À sa sortie en 1996, situé donc entre Dummy de Portishead (1994) et Mezzanine de Massive Attack (1998), son Whiskey était bien frais, mais en 2025 ? Le trip-hop, dans les années 1990, c’est la soul du futur; dans les années 2020, c’est de l’electro rétro. Jay-Jay ne change rien, ou alors pas grand-chose, c’est là le paradoxe de son style depuis le début, moderne ou vieux – en fait, les deux. Son Backstage ne répète pas une formule qui pourrait lasser même les fans les plus exaltés, mais il sonne comme du Johanson.

Les cheveux sont teints en blond, mais son visage livide ne contient pas de fond de teint, Jay a toujours eu cette mine pâle et n’a cessé d’assurer le show en étirant le micro comme un long serpent, tout en baissant les yeux de cocker comme pour voir au sol le miroir de sa désolation. S’il y avait déjà du français dans certaines de ses chansons, comme sur Jay-Jay Johanson vocalisé par Valérie Leulliot, sur Rimbaud, le Suédois lui-même se met à la langue de Michel Legrand.

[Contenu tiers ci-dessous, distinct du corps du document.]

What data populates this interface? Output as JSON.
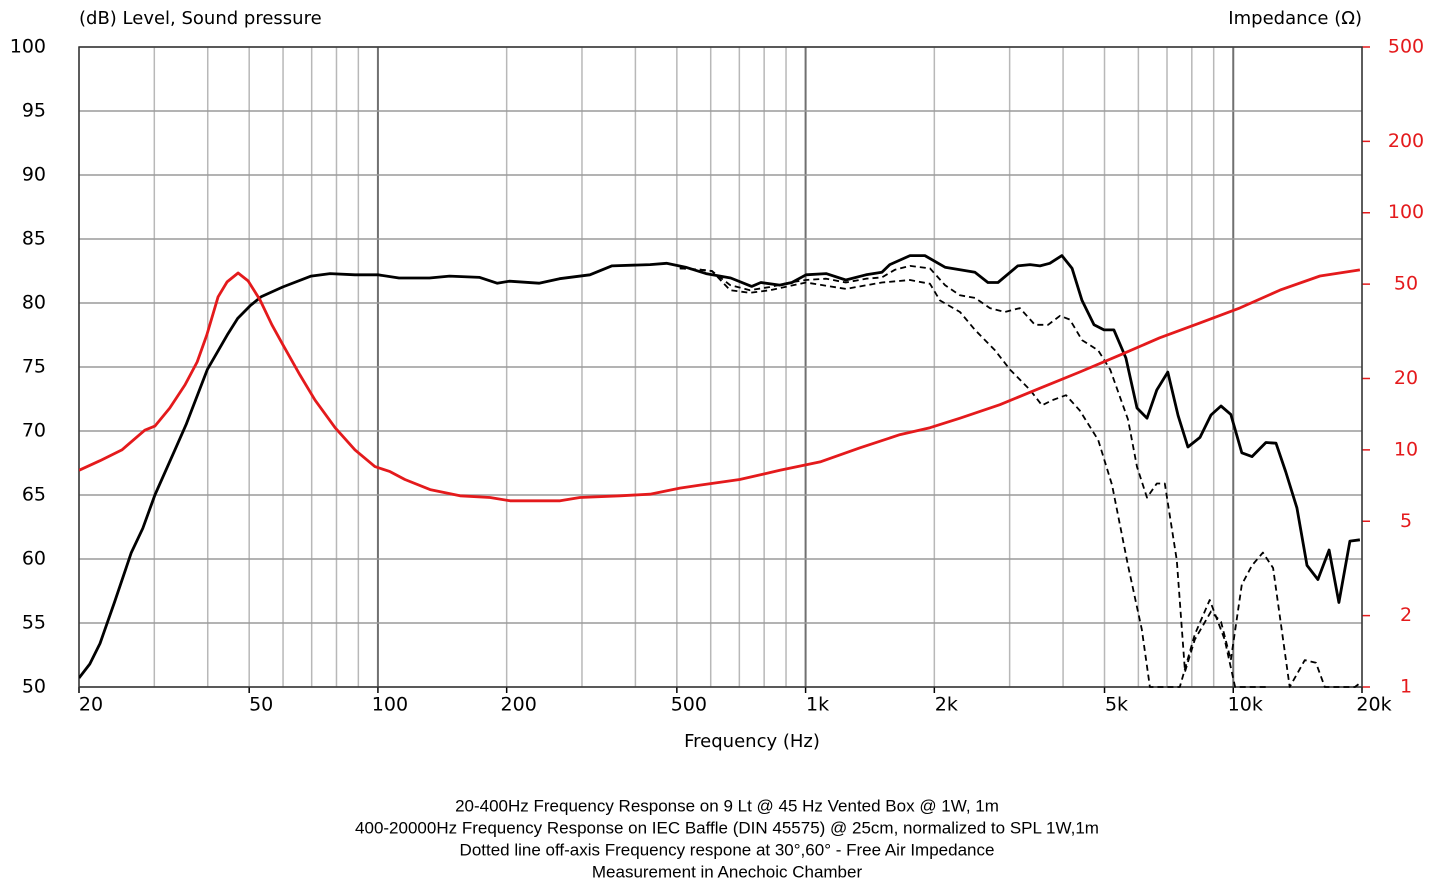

Et, plus à nu dans un idiome qui n’est pas le sien, il déclare naturellement, à propos de la mélancolie : «Tu me colles à la peau / Comme un poème de Rimbaud». Alors que Lujon rend hommage au compositeur Henry Mancini, sur Glue, en duo avec sa compagne, Laura Delicata, Jay-Jay chante «I prefer Whiskey / You love Cointreau». On peut y voir un clin d’œil à son premier album et dire que la boucle est bouclée. Mais si Johanson continue encore pendant vingt ans, on prend.